“Whatever’s good for your soul… do that.”


When you become a new parent, everyone has advice for you. “She needs to wear a hat!” “You need to feed her every 2 hours, no more, no less.” “Don’t take her outside. She’ll get sick!” “Move her head. She isn’t comfortable like that.” “No, really, where is her hat?? She needs to be wearing a hat!!!”

It is overwhelming and exhausting.

When my second daughter was born, I was ready. I had answers and reasoning for everything they might suggest. “Bring it on!”, I thought to myself as I took my daughter out into the world. But the suggestions didn’t come. People smiled, admired and complimented. No one told me I was holding her incorrectly, not feeding her enough, feeding her too much. No one grimaced at the clothes she was wearing or the carrier she was nestled in. People just let me ‘parent’. 

By the time your second child has entered the world, you have graduated from advice receiver to advice giver.

I’ve now had over a year with the title ‘advice giver’ and am struggling with how to offer up the best advice I can without causing all of the emotions in new mothers as ‘advice givers’ past had done to me. I could tell them what worked for me, what didn’t, what I enjoyed, what my baby enjoyed. I could tell them about the amazing moments and I could tell them about the hard ones.

As I stood today, rocking my 15 month old daughter in my arms, as her eyes slowly slid closed and she drifted off to sleep, I thought of a quote I had seen somewhere across the internet recently, “Whatever’s good for your soul… do that.” and as I thought of the quote, I thought of my own soul in that moment. There was no place in the entire world that my youngest daughter, my baby, wanted to be more than she wanted to be in my arms right then and there. Now if that isn’t good for the soul, I don’t know what is.

The funny thing is, one of the many pieces of advice I had received in those initial months with my first born was, “Don’t rock her to sleep! You’ll regret it!”. I remember every time I did rock her to sleep, I couldn’t help but worry about the regrets to come. I researched other ways to get her to sleep. I tried to put her down “drowsy, but awake” as ‘they’ had told me to do. Sometimes it worked. Sometimes it didn’t. Sometimes I rocked her. Did it matter in the long run? I don’t know. Does my 3 year old now sneak into our bed in the middle of the night to snuggle because I rocked her too much? Maybe. Do I regret it? Not in the slightest. Do I have those worries and fears now as I do the unthinkable act of rocking my second daughter to sleep? Nope. Do I worry she too will sneak into our bed for middle of the night snuggles when she is 3? By gosh, I hope she does.

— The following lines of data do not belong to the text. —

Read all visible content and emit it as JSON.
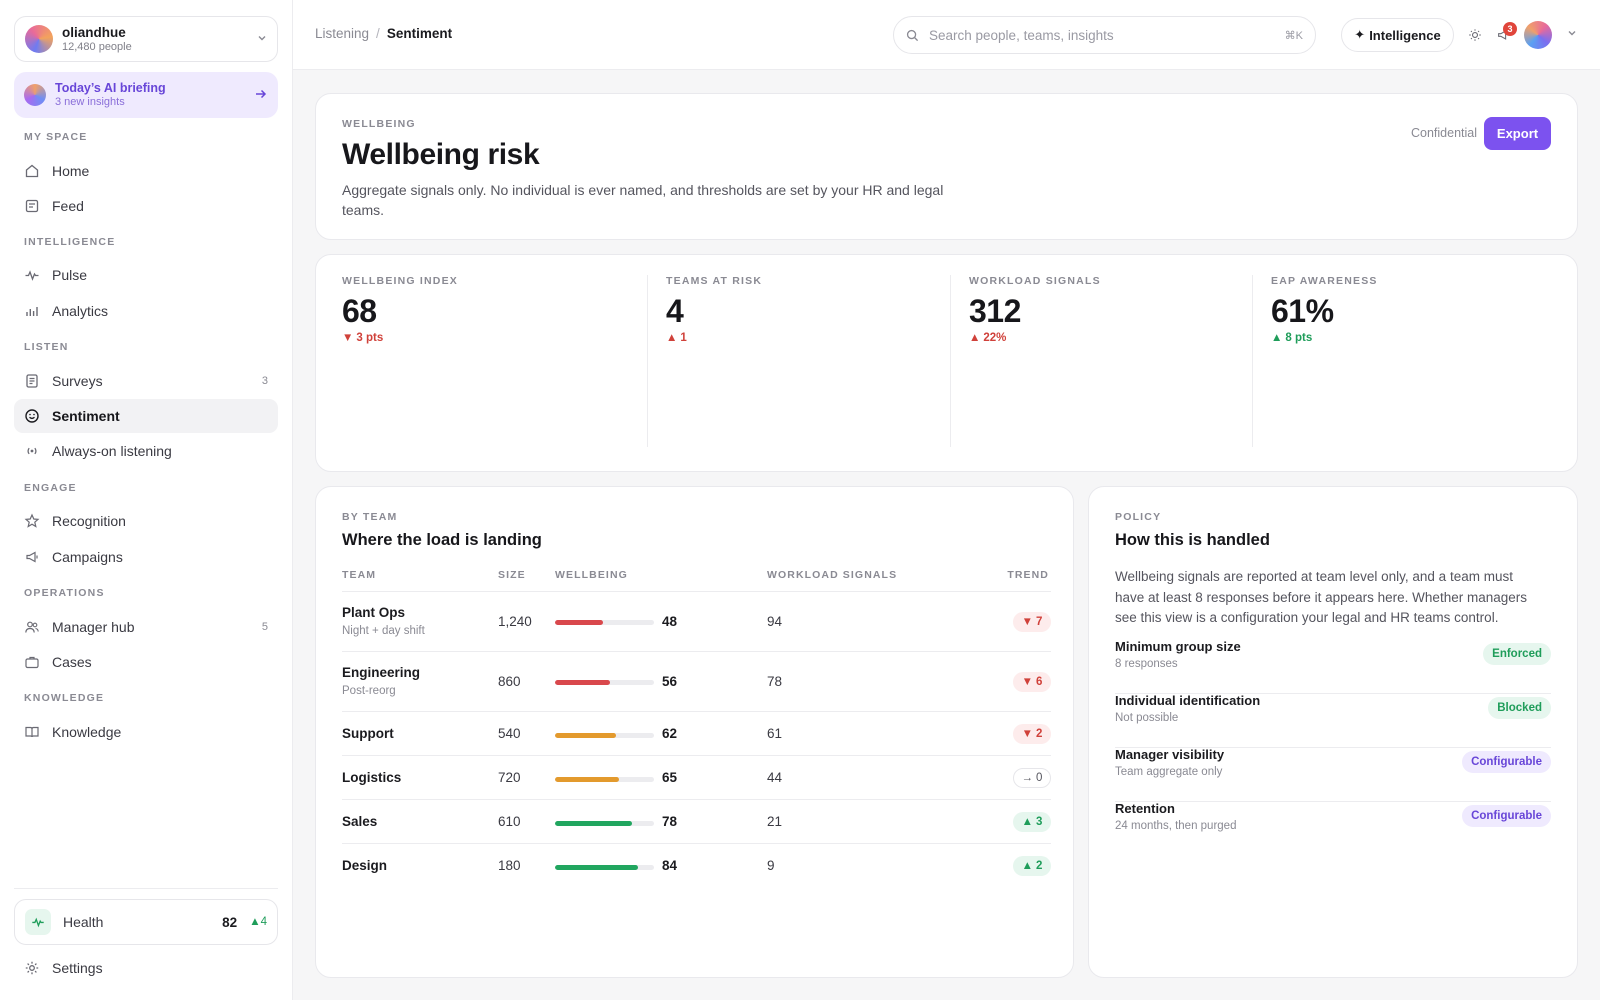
{
  "workspace": {
    "name": "oliandhue",
    "people": "12,480 people"
  },
  "briefing": {
    "title": "Today’s AI briefing",
    "subtitle": "3 new insights"
  },
  "nav": {
    "my_space": "MY SPACE",
    "home": "Home",
    "feed": "Feed",
    "intelligence": "INTELLIGENCE",
    "pulse": "Pulse",
    "analytics": "Analytics",
    "listen": "LISTEN",
    "surveys": "Surveys",
    "surveys_count": "3",
    "sentiment": "Sentiment",
    "always_on": "Always-on listening",
    "engage": "ENGAGE",
    "recognition": "Recognition",
    "campaigns": "Campaigns",
    "operations": "OPERATIONS",
    "manager_hub": "Manager hub",
    "manager_hub_count": "5",
    "cases": "Cases",
    "knowledge_section": "KNOWLEDGE",
    "knowledge": "Knowledge",
    "settings": "Settings"
  },
  "health": {
    "label": "Health",
    "score": "82",
    "delta": "4"
  },
  "topbar": {
    "crumb_parent": "Listening",
    "crumb_current": "Sentiment",
    "search_placeholder": "Search people, teams, insights",
    "search_shortcut": "⌘K",
    "intelligence_label": "Intelligence",
    "notifications_count": "3"
  },
  "hero": {
    "eyebrow": "WELLBEING",
    "title": "Wellbeing risk",
    "description": "Aggregate signals only. No individual is ever named, and thresholds are set by your HR and legal teams.",
    "confidential": "Confidential",
    "export": "Export"
  },
  "kpis": [
    {
      "label": "WELLBEING INDEX",
      "value": "68",
      "delta": "3 pts",
      "direction": "down"
    },
    {
      "label": "TEAMS AT RISK",
      "value": "4",
      "delta": "1",
      "direction": "up-bad"
    },
    {
      "label": "WORKLOAD SIGNALS",
      "value": "312",
      "delta": "22%",
      "direction": "up-bad"
    },
    {
      "label": "EAP AWARENESS",
      "value": "61%",
      "delta": "8 pts",
      "direction": "up"
    }
  ],
  "by_team": {
    "eyebrow": "BY TEAM",
    "title": "Where the load is landing",
    "headers": {
      "team": "TEAM",
      "size": "SIZE",
      "wellbeing": "WELLBEING",
      "workload": "WORKLOAD SIGNALS",
      "trend": "TREND"
    },
    "rows": [
      {
        "team": "Plant Ops",
        "sub": "Night + day shift",
        "size": "1,240",
        "wellbeing": 48,
        "workload": "94",
        "trend": "7",
        "trend_dir": "down",
        "bar_color": "#d9484c"
      },
      {
        "team": "Engineering",
        "sub": "Post-reorg",
        "size": "860",
        "wellbeing": 56,
        "workload": "78",
        "trend": "6",
        "trend_dir": "down",
        "bar_color": "#d9484c"
      },
      {
        "team": "Support",
        "sub": "",
        "size": "540",
        "wellbeing": 62,
        "workload": "61",
        "trend": "2",
        "trend_dir": "down",
        "bar_color": "#e39a2d"
      },
      {
        "team": "Logistics",
        "sub": "",
        "size": "720",
        "wellbeing": 65,
        "workload": "44",
        "trend": "0",
        "trend_dir": "flat",
        "bar_color": "#e39a2d"
      },
      {
        "team": "Sales",
        "sub": "",
        "size": "610",
        "wellbeing": 78,
        "workload": "21",
        "trend": "3",
        "trend_dir": "up",
        "bar_color": "#21a65f"
      },
      {
        "team": "Design",
        "sub": "",
        "size": "180",
        "wellbeing": 84,
        "workload": "9",
        "trend": "2",
        "trend_dir": "up",
        "bar_color": "#21a65f"
      }
    ]
  },
  "policy": {
    "eyebrow": "POLICY",
    "title": "How this is handled",
    "description": "Wellbeing signals are reported at team level only, and a team must have at least 8 responses before it appears here. Whether managers see this view is a configuration your legal and HR teams control.",
    "items": [
      {
        "name": "Minimum group size",
        "detail": "8 responses",
        "status": "Enforced",
        "tone": "green"
      },
      {
        "name": "Individual identification",
        "detail": "Not possible",
        "status": "Blocked",
        "tone": "green"
      },
      {
        "name": "Manager visibility",
        "detail": "Team aggregate only",
        "status": "Configurable",
        "tone": "purple"
      },
      {
        "name": "Retention",
        "detail": "24 months, then purged",
        "status": "Configurable",
        "tone": "purple"
      }
    ]
  },
  "colors": {
    "accent": "#7c52ef",
    "danger": "#d0413a",
    "success": "#1f9d5a",
    "warning": "#e39a2d"
  }
}
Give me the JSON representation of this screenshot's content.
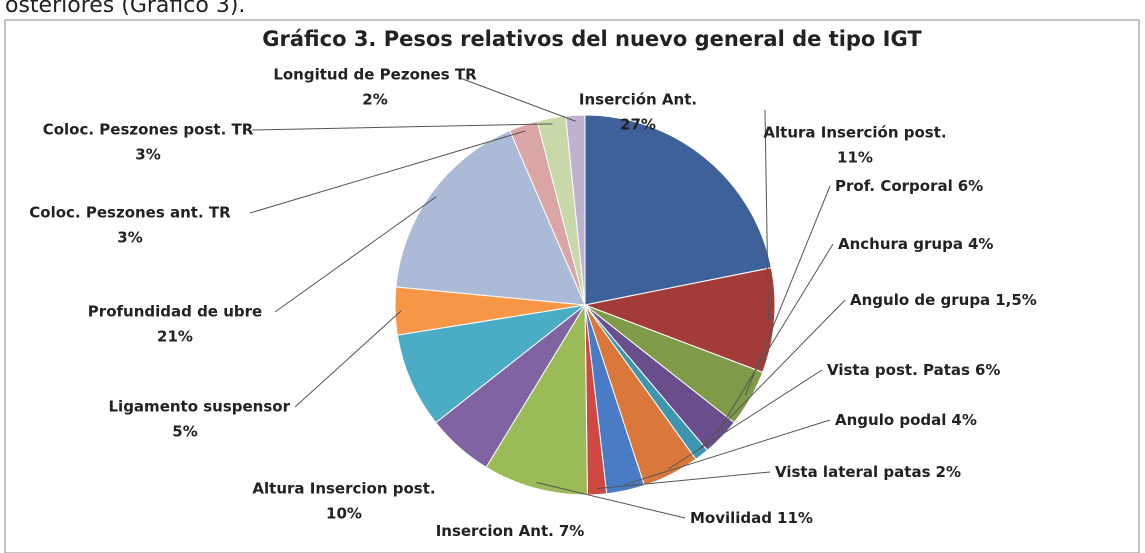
{
  "page_text": "osteriores (Gráfico 3).",
  "chart_data": {
    "type": "pie",
    "title": "Gráfico 3. Pesos relativos del nuevo general de tipo IGT",
    "categories": [
      "Inserción Ant.",
      "Altura Inserción post.",
      "Prof. Corporal",
      "Anchura grupa",
      "Angulo de grupa",
      "Vista post. Patas",
      "Angulo podal",
      "Vista lateral patas",
      "Movilidad",
      "Insercion Ant.",
      "Altura Insercion post.",
      "Ligamento suspensor",
      "Profundidad de ubre",
      "Coloc. Peszones ant. TR",
      "Coloc. Peszones post. TR",
      "Longitud de Pezones TR"
    ],
    "values": [
      27,
      11,
      6,
      4,
      1.5,
      6,
      4,
      2,
      11,
      7,
      10,
      5,
      21,
      3,
      3,
      2
    ],
    "value_labels": [
      "27%",
      "11%",
      "6%",
      "4%",
      "1,5%",
      "6%",
      "4%",
      "2%",
      "11%",
      "7%",
      "10%",
      "5%",
      "21%",
      "3%",
      "3%",
      "2%"
    ],
    "colors": [
      "#3d6198",
      "#a33b39",
      "#7f9a48",
      "#6a4e8b",
      "#3c96ae",
      "#d9783a",
      "#4a7cc6",
      "#d04844",
      "#9bbb59",
      "#8064a2",
      "#4bacc6",
      "#f79646",
      "#aabad7",
      "#d9a6a5",
      "#c8d8a8",
      "#bfb1d0"
    ]
  }
}
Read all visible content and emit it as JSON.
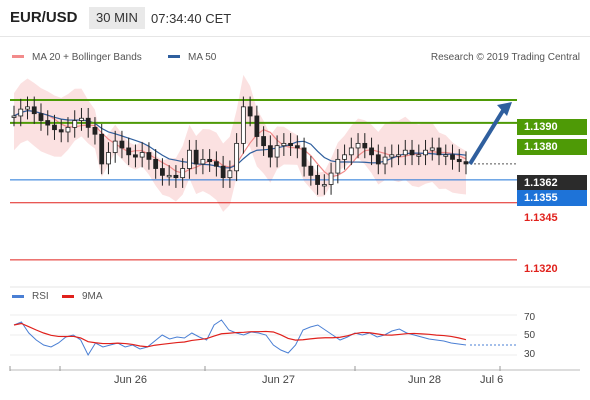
{
  "header": {
    "pair": "EUR/USD",
    "timeframe": "30 MIN",
    "time": "07:34:40 CET"
  },
  "legend": {
    "ma20_label": "MA 20 + Bollinger Bands",
    "ma20_color": "#f28b8b",
    "ma50_label": "MA 50",
    "ma50_color": "#2f5f9e",
    "research": "Research © 2019 Trading Central"
  },
  "levels": {
    "r2": {
      "label": "1.1390",
      "value": 1.139,
      "color": "#4e9a06"
    },
    "r1": {
      "label": "1.1380",
      "value": 1.138,
      "color": "#4e9a06"
    },
    "last": {
      "label": "1.1362",
      "value": 1.1362,
      "color": "#2b2b2b"
    },
    "pivot": {
      "label": "1.1355",
      "value": 1.1355,
      "color": "#1e73d8"
    },
    "s1": {
      "label": "1.1345",
      "value": 1.1345,
      "color": "#e0211c"
    },
    "s2": {
      "label": "1.1320",
      "value": 1.132,
      "color": "#e0211c"
    }
  },
  "indicator": {
    "rsi_label": "RSI",
    "rsi_color": "#4a7fd4",
    "ma9_label": "9MA",
    "ma9_color": "#e0211c",
    "ticks": [
      "70",
      "50",
      "30"
    ],
    "tick_values": [
      70,
      50,
      30
    ]
  },
  "xaxis": {
    "labels": [
      "Jun 26",
      "Jun 27",
      "Jun 28",
      "Jul 6"
    ]
  },
  "chart_data": {
    "type": "candlestick",
    "instrument": "EUR/USD",
    "timeframe": "30 MIN",
    "ylim": [
      1.1309,
      1.1404
    ],
    "price_approx_path": [
      [
        0,
        1.1383
      ],
      [
        1,
        1.1386
      ],
      [
        2,
        1.1387
      ],
      [
        3,
        1.1384
      ],
      [
        4,
        1.1381
      ],
      [
        5,
        1.1379
      ],
      [
        6,
        1.1377
      ],
      [
        7,
        1.1376
      ],
      [
        8,
        1.1378
      ],
      [
        9,
        1.1381
      ],
      [
        10,
        1.1382
      ],
      [
        11,
        1.1378
      ],
      [
        12,
        1.1375
      ],
      [
        13,
        1.1362
      ],
      [
        14,
        1.1367
      ],
      [
        15,
        1.1372
      ],
      [
        16,
        1.1369
      ],
      [
        17,
        1.1366
      ],
      [
        18,
        1.1365
      ],
      [
        19,
        1.1367
      ],
      [
        20,
        1.1364
      ],
      [
        21,
        1.136
      ],
      [
        22,
        1.1357
      ],
      [
        23,
        1.1357
      ],
      [
        24,
        1.1356
      ],
      [
        25,
        1.136
      ],
      [
        26,
        1.1368
      ],
      [
        27,
        1.1362
      ],
      [
        28,
        1.1364
      ],
      [
        29,
        1.1363
      ],
      [
        30,
        1.1361
      ],
      [
        31,
        1.1356
      ],
      [
        32,
        1.1359
      ],
      [
        33,
        1.1371
      ],
      [
        34,
        1.1387
      ],
      [
        35,
        1.1383
      ],
      [
        36,
        1.1374
      ],
      [
        37,
        1.137
      ],
      [
        38,
        1.1365
      ],
      [
        39,
        1.137
      ],
      [
        40,
        1.1371
      ],
      [
        41,
        1.137
      ],
      [
        42,
        1.1369
      ],
      [
        43,
        1.1361
      ],
      [
        44,
        1.1357
      ],
      [
        45,
        1.1353
      ],
      [
        46,
        1.1353
      ],
      [
        47,
        1.1358
      ],
      [
        48,
        1.1364
      ],
      [
        49,
        1.1366
      ],
      [
        50,
        1.1369
      ],
      [
        51,
        1.1371
      ],
      [
        52,
        1.1369
      ],
      [
        53,
        1.1366
      ],
      [
        54,
        1.1362
      ],
      [
        55,
        1.1365
      ],
      [
        56,
        1.1366
      ],
      [
        57,
        1.1366
      ],
      [
        58,
        1.1368
      ],
      [
        59,
        1.1366
      ],
      [
        60,
        1.1366
      ],
      [
        61,
        1.1368
      ],
      [
        62,
        1.1369
      ],
      [
        63,
        1.1366
      ],
      [
        64,
        1.1366
      ],
      [
        65,
        1.1364
      ],
      [
        66,
        1.1363
      ],
      [
        67,
        1.1362
      ]
    ],
    "annotations": [
      {
        "type": "arrow",
        "direction": "up",
        "target": "1.1390"
      }
    ],
    "indicators": [
      "MA 20 + Bollinger Bands",
      "MA 50",
      "RSI",
      "9MA"
    ],
    "rsi": {
      "ylim": [
        20,
        80
      ],
      "ticks": [
        70,
        50,
        30
      ],
      "values_approx": [
        60,
        63,
        52,
        45,
        40,
        38,
        42,
        48,
        50,
        45,
        30,
        42,
        38,
        40,
        42,
        38,
        40,
        36,
        38,
        44,
        50,
        46,
        48,
        47,
        52,
        48,
        45,
        60,
        65,
        55,
        52,
        50,
        53,
        52,
        50,
        40,
        35,
        32,
        40,
        55,
        58,
        60,
        55,
        50,
        45,
        48,
        52,
        50,
        52,
        48,
        50,
        54,
        56,
        52,
        50,
        48,
        46,
        45,
        44,
        42,
        41,
        40
      ]
    }
  }
}
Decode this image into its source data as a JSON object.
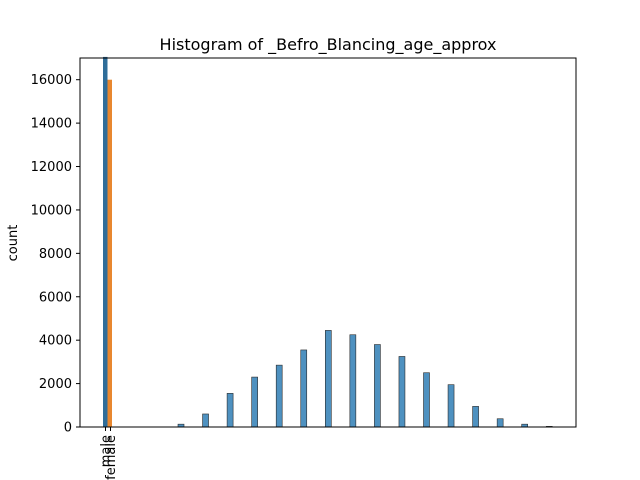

I have two daughters in this world, two daughters in this lifetime. If they want to spend one extra moment of their lifetimes snuggling with their mama, I’ll take it. My soul is ready. Sign me up.

So to the new parents out there, and the not so new parents, the parents of one, and the parents of five, to the mums, and to the dads, this is the most valuable bit of advice I can offer you…

“Whatever’s good for your soul… do that.”


7 responses

  1. YES! I rocked my boys to sleep ALL THE TIME and I regret none of it. Matthew needed me to stay with him last night as he drifted off and I happily obliged. They aren’t little forever, and they are growing up faster than we would like. Get the snuggles when you can!

    So fun seeing a post from you!

  2. People tell me all the time not to “dance” my baby to sleep because he’ll never be able to go to sleep on his own. But what’s the alternative, listening to him cry from his crib in another room? No thanks! I enjoy the fact that my sweet boy wants to be nestled in my arms while he drifts off into peaceful sleep. In fact, I wouldn’t change it for the world!!!